Randomized dose-escalation trial of elamipretide in adults with primary mitochondrial myopathy
Karaa A, Haas R, Goldstein A, Vockley J, Weaver WD, Cohen BH
Neurology (2018) · n=36
Across 36 adults with genetically confirmed primary mitochondrial myopathy, the highest-dose elamipretide arm walked 64.5 metres farther on the six-minute walk test at day 5 versus 20.4 metres on placebo — the positive Phase 2 signal that motivated the larger MMPOWER-3 trial that ultimately failed.
This 2018 Neurology paper is the Phase 1/2 dose-escalation trial that produced the positive efficacy signal for elamipretide in primary mitochondrial myopathy and motivated the larger Phase 3 MMPOWER-3 trial (Karaa 2023) that ultimately failed. The investigators enrolled 36 adults with genetically confirmed primary mitochondrial myopathy across multiple US centres and randomized them to one of three intravenous elamipretide doses (0.01, 0.10, 0.25 mg/kg/h) or placebo administered as a 2-hour infusion for 5 consecutive days. The primary efficacy endpoint was the six-minute walk test (6MWT) at day 5. The highest-dose group walked a mean 64.5 metres farther at day 5 versus 20.4 metres in the placebo arm (p = 0.053 on the unadjusted comparison, p = 0.0297 on the adjusted analysis showing 51.2-metre improvement at the highest dose). The dose-dependent 6MWT improvement across the three active arms reached statistical significance (p = 0.014). Adverse events were dose-related but manageable, with no serious safety concerns reported. The trial established the 40 mg subcutaneous daily dose carried forward into MMPOWER-2 (an open-label-followed-by-blinded crossover extension) and MMPOWER-3 (the 24-week double-blind placebo-controlled Phase 3 trial).
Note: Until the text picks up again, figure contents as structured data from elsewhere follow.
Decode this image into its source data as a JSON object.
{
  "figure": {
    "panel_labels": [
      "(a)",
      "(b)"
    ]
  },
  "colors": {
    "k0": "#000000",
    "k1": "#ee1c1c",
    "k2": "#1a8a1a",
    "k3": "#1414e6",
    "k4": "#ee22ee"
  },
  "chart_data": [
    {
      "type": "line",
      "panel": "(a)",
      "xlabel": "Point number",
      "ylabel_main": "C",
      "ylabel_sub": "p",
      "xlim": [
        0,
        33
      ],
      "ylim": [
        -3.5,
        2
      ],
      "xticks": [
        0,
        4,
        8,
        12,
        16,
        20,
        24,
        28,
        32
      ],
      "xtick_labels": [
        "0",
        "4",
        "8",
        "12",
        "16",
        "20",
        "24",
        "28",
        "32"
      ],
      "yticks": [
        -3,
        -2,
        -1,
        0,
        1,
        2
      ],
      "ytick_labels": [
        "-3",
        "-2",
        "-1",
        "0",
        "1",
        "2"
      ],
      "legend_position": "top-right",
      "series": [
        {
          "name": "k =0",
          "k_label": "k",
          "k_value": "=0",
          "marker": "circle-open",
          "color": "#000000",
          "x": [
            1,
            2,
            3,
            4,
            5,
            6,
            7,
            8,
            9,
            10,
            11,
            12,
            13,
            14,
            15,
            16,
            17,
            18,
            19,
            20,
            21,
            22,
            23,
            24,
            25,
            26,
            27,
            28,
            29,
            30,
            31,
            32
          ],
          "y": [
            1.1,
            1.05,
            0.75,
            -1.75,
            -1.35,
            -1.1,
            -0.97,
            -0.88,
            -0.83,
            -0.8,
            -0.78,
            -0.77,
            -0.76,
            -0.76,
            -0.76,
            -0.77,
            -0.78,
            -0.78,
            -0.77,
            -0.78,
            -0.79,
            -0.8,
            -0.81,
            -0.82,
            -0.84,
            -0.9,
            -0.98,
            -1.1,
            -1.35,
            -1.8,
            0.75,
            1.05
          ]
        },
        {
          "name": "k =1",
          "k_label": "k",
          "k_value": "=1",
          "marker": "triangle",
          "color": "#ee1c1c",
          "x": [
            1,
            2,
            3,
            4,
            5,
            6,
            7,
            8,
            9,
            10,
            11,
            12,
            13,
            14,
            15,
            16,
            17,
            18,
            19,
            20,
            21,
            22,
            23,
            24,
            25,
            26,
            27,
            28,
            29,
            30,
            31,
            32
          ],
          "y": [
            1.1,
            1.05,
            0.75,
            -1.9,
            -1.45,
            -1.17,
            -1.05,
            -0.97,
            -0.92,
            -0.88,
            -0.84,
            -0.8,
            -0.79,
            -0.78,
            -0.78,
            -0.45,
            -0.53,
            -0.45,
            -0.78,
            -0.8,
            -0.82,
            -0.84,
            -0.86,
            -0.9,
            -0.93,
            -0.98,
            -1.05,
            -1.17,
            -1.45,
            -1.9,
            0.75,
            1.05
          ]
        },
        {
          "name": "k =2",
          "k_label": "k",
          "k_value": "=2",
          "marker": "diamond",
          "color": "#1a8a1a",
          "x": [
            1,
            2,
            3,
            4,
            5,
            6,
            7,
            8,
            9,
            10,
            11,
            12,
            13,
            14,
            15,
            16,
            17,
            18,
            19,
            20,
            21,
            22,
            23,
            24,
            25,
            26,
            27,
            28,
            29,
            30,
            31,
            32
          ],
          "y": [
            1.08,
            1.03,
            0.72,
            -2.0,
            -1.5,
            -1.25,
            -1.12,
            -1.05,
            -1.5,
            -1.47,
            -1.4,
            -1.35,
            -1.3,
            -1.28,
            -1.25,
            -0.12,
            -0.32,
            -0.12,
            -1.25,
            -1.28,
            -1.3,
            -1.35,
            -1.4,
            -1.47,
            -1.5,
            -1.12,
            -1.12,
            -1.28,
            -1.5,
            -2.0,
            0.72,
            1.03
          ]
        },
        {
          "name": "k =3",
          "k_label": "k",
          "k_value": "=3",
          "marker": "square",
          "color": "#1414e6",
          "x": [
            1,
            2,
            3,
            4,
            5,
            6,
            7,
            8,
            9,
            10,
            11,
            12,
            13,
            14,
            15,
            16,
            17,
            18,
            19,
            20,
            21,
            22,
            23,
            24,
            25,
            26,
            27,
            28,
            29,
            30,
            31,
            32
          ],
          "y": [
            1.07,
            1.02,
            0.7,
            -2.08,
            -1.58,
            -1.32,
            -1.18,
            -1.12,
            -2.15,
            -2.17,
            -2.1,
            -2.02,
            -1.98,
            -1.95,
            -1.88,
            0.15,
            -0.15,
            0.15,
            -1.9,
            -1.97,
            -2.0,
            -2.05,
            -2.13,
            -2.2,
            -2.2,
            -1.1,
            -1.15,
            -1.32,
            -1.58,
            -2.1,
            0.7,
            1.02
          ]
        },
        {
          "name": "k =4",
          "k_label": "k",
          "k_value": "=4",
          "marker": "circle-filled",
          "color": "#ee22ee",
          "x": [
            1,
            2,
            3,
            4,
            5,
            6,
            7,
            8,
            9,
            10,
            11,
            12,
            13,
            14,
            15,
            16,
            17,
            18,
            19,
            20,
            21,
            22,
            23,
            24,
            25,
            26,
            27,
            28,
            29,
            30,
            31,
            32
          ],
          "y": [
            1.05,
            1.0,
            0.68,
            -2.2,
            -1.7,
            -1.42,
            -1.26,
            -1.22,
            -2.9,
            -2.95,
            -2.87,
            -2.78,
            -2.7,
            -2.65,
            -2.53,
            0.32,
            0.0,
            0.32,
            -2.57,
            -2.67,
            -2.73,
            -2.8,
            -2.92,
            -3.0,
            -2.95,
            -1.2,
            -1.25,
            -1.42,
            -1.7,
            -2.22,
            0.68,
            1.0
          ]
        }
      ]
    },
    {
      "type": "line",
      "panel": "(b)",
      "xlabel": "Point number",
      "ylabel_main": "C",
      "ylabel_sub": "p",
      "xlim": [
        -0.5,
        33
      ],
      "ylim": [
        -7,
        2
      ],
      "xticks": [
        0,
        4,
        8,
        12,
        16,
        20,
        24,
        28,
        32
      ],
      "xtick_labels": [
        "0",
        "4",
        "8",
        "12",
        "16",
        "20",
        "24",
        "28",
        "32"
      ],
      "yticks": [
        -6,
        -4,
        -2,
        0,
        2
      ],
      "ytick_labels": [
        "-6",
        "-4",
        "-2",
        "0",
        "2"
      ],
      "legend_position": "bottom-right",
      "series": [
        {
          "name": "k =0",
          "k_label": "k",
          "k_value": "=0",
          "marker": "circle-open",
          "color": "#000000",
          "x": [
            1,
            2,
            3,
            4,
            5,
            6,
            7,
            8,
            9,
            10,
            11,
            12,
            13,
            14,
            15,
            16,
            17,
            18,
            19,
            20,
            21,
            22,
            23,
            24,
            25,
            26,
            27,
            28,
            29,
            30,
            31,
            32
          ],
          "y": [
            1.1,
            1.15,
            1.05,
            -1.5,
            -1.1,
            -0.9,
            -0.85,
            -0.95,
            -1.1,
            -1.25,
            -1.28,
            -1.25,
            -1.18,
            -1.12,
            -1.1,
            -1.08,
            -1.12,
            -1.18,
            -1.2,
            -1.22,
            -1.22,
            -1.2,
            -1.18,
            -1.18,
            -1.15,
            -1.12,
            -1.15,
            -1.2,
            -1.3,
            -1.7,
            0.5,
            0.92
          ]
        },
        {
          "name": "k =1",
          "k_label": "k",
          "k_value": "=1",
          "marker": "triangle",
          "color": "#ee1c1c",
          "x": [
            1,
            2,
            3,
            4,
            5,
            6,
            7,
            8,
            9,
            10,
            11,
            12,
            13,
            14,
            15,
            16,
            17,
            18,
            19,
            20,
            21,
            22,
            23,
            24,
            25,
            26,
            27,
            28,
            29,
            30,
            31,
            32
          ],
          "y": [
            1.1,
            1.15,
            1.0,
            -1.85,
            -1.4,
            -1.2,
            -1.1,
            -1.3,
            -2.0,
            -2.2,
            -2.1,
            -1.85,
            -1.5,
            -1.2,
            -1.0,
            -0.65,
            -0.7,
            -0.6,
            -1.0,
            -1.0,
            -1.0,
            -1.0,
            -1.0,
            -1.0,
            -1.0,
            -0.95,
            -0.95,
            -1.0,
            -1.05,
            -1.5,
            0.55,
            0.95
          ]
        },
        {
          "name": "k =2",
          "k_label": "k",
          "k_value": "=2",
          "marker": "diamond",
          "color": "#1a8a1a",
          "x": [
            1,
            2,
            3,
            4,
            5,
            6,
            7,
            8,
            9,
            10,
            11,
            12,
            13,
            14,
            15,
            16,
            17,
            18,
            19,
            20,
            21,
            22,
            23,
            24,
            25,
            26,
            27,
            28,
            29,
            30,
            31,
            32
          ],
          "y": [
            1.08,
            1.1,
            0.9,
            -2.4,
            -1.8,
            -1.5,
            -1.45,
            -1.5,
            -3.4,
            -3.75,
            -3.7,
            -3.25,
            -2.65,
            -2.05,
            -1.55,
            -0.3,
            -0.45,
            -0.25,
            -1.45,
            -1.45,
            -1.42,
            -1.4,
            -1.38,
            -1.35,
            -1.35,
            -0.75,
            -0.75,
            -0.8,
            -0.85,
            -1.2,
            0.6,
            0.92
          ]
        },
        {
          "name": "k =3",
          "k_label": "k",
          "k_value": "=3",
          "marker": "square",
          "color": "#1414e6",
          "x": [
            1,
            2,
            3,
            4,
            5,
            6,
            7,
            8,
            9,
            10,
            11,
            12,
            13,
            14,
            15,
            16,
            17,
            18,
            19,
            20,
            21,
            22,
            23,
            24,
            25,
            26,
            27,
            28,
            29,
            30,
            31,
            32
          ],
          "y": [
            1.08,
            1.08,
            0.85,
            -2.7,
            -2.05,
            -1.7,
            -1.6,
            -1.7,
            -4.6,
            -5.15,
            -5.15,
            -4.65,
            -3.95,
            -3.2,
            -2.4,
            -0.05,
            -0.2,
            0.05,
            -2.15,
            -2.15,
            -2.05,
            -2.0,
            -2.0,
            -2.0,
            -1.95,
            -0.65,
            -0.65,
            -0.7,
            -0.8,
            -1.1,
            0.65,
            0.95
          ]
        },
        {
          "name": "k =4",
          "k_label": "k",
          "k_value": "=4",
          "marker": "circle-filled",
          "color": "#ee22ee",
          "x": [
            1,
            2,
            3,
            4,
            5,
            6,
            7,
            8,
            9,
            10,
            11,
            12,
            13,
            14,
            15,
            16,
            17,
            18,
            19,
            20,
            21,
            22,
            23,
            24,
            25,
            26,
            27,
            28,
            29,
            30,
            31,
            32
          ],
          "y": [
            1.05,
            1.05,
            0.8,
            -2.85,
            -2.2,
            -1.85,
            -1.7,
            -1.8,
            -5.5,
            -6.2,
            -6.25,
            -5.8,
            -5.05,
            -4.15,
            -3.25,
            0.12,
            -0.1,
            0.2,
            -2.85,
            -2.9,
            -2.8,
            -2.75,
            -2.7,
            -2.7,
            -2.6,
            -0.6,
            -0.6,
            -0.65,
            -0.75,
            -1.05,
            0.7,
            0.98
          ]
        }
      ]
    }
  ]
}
This is a 36-patient Phase 1/2 trial with a short (5-day) intervention period — the effect sizes reported are exploratory rather than definitive, and the wide confidence intervals around the small-cohort comparisons should be read carefully. The p = 0.053 statistic on the primary unadjusted comparison is just outside conventional significance; the adjusted-analysis p = 0.0297 reaches significance but the multiple-comparison structure of the analysis means readers should not over-weight the result. The 5-day treatment period does not address chronic-dosing efficacy, durability, or the time required for clinical-functional change in a chronic mitochondrial disease. Most importantly, the larger Phase 3 MMPOWER-3 trial that this paper motivated — same 6MWT endpoint, longer (24-week) treatment, larger cohort — did not reproduce the dose-escalation findings in its prespecified primary analysis. The most defensible reading of this paper today is that it produced a real but modest acute-treatment-period signal that did not translate to the chronic-dosing setting at the population the Phase 3 trial enrolled. Industry sponsorship by Stealth BioTherapeutics is disclosed.